So this week has been a good one for sure. The language is really progressing. Our district came to the decision that once a week we go on an "English fast". How this works is our whole district is not aloud to speak English until dinner that day. Some would argue that's a little crazy, but honestly Russia won't be any different, So why not be prepared? I think it would be more crazy not to prep for the dive into the Russian Language. It would be really crazy to build the ark right as it's starting to rain. So we might as well be somewhat ready.
On a more spiritual note, during the Tuesday night devotional, the head director of volunteers for the church spoke to all of us regarding our purpose and gave us some advice. I really enjoyed some of his points and have felt the impression of sharing some of them. They seem applicable to more than just our volunteer work. (Please bear with the cheesy headlines.)
1. Don't pretend to be something you're not.
Simply because you are a volunteer for the church, or involved in any other career, does not mean you are to change who you are to meet the stereotype of that position. There is a reason people have different skills and personalities. In music, harmony is not every voice sounding the same. Use your talents, quirks, and everything that you are to better whatever field you're in.
2. When you're dealing with an inward problem, don't turn farther inward, but outward instead.

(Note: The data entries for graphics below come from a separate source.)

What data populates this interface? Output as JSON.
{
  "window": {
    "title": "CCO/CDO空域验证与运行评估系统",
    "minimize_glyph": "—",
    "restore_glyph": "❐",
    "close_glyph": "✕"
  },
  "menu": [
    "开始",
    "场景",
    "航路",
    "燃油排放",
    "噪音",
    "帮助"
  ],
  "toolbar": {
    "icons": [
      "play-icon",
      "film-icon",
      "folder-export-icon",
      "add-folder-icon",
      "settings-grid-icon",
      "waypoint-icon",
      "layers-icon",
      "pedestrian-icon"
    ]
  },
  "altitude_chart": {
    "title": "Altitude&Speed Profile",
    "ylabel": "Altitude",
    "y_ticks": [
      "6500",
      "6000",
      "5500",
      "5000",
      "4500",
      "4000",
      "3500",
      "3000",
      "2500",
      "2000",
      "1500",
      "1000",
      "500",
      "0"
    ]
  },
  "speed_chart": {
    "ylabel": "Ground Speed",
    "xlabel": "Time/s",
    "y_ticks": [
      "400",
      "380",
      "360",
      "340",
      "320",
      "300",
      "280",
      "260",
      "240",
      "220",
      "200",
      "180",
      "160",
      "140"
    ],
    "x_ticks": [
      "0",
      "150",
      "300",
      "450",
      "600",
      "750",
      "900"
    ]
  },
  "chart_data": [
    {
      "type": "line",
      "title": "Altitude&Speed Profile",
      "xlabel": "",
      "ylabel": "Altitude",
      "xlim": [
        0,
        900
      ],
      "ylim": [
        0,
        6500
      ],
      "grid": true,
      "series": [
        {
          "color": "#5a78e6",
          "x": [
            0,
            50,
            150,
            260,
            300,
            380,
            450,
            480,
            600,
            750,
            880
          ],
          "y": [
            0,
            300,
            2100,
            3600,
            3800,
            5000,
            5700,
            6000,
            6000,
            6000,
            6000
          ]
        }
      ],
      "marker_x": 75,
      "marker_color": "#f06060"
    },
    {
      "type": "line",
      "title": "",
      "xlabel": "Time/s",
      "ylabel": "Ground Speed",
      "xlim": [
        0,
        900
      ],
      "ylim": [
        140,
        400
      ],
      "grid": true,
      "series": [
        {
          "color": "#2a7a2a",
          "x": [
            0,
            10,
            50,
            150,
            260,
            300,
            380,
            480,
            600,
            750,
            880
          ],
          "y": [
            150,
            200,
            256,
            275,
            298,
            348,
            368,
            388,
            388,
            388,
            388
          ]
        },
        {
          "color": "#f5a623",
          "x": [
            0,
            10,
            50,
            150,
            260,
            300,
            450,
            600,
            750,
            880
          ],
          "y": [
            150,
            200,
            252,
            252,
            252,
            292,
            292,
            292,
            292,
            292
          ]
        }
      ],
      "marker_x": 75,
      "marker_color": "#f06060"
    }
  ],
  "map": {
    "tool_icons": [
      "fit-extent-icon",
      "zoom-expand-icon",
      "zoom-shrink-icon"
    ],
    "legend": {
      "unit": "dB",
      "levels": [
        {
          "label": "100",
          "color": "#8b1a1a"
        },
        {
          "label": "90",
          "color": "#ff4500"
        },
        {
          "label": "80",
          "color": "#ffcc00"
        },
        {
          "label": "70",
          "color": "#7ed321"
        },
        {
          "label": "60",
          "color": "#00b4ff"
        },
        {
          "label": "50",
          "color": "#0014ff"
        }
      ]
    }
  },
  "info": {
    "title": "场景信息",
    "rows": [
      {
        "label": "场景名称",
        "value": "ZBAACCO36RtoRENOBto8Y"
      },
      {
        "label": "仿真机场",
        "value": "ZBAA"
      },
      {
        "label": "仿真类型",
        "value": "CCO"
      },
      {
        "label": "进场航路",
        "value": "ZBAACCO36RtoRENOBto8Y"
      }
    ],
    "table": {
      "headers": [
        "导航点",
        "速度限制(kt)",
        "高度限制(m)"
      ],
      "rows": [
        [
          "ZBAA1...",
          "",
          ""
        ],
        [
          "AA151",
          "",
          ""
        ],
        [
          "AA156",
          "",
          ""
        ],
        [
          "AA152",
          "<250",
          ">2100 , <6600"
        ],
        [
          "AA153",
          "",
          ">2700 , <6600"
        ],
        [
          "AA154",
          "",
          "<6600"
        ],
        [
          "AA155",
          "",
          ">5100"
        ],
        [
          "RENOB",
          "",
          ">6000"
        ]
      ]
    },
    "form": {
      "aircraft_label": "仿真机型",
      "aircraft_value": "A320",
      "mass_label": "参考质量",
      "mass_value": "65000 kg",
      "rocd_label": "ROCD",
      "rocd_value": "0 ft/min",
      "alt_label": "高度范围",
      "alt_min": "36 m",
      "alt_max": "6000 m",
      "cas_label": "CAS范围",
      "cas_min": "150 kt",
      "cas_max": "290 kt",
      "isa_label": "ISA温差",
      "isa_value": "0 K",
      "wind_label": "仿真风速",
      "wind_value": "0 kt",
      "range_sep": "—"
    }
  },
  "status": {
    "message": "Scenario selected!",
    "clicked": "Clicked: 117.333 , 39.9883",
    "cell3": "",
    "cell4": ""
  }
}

I would say that 75% of problems that we deal with personally are because we turn farther inward. Example: I feel sad today, so I'm going to just sit and think about how sad I am and say to myself, "People should look at ME and say that MY life is so hard." I'm not saying I'm guiltless in this. It's human to do this and often done without realizing it, but that doesn't change the fact that it's a self-centered reaction to your problem. The kicker is that it will make your problem worse. Now that we've established the selfishness of turning inward, lets touch on outward. Turning outward is reacting to discouragement by forgetting ones own problem to help someone deal with their own problems. This is hard to do at times, but there are many blessings in doing this. I will not elaborate on this, but I will reiterate it's importance by saying that turning outward makes us forget those personal problems that have no place or reason.
3. The people in your heart can't hear what’s in it.
I'd say this is the cheesiest line, but also the most important one. It's fairly simple. Let the people you love know that. It's too common that we believe people know what we're thinking. To some's surprise this is not true. If you care about someone deeply, let them know. We don't know how much time we have or when those words will help another, so say it often.
If this was a little heavy or comes off as me telling you how to live your life, that was not my intention. I'm sharing it because I feel these things will be useful and I believe that they will better our lives if applied correctly.
So Story time (blog safe version)
So this is actually a very, very political story for story time, so if you can't handle that, exit now. (This line should be read with much sarcasm.)
The Ghulstook Accords
With us having 9 hours of classroom time and all the other things in between, we often find ourselves longing for some entertainment without breaking any serious mission rules. The hunt was long until a glorious new way to entertain ourselves was found...stealing stuff. Now just to be clear, nothing is being illegally stolen, and the victims of theft are thieves as well. Anyway, the two main contenders in this large game are Elder Harmon and I. It started with stealing flashcards, books, and other little things from each other. Little did we know that this little game of fun would become an ongoing silent war of stealing between the whole district. At the peak of the Team Harmon and Team Johnson conflict, some heavy blows were landed. I woke up one morning, shaved, got dressed, and then found that all of my ties were missing. Who would steal my ties in the dead of night?...Harmon. I searched for Harmon that morning and found that he and all of team Harmon were wearing my beautiful ties. In reaction to this, I pick pocketed the room key off of the weaker link of Team Harmon. The plan from then on was to steal everything (all but a pair of socks). In the middle of this plan of striking back, we were approached by team Harmon. Through a long diplomatic council, we had written what would be called the The Ghulstook Accords. The Word "GhulStook" is not a real word, but if said correctly, It translates to "tie" in Russian. The Ghulstook accords, along with the dissolving of the great nations of Johnson and Harmon, states the following:
-One who steals must be expected to be stolen from.
-No stealing of personal items (keys, letters, scriptures, and most importantly food)
-Items will be returned if the victim realized the item has been stolen
-If the victim does not realize the item has been stolen after 24 hours, the item will be returned and the victim will be made fun of.
-Those who sign this document are vulnerable to theft, but are also enabled to steal from anyone who has also signed this document.
-Failure to observe The Ghulstook Accords will result in banishment from any competition for an undisclosed amount of time.
The document was signed and sealed with a ceremonial plank competition. Now that official rules were set to this wonderful competition, many backed out, but there are still many (including Harmon and I) who have signed this sacred document. So the battle between Harmon and I still rages. For example, he stole my camera last night and left a few gifts.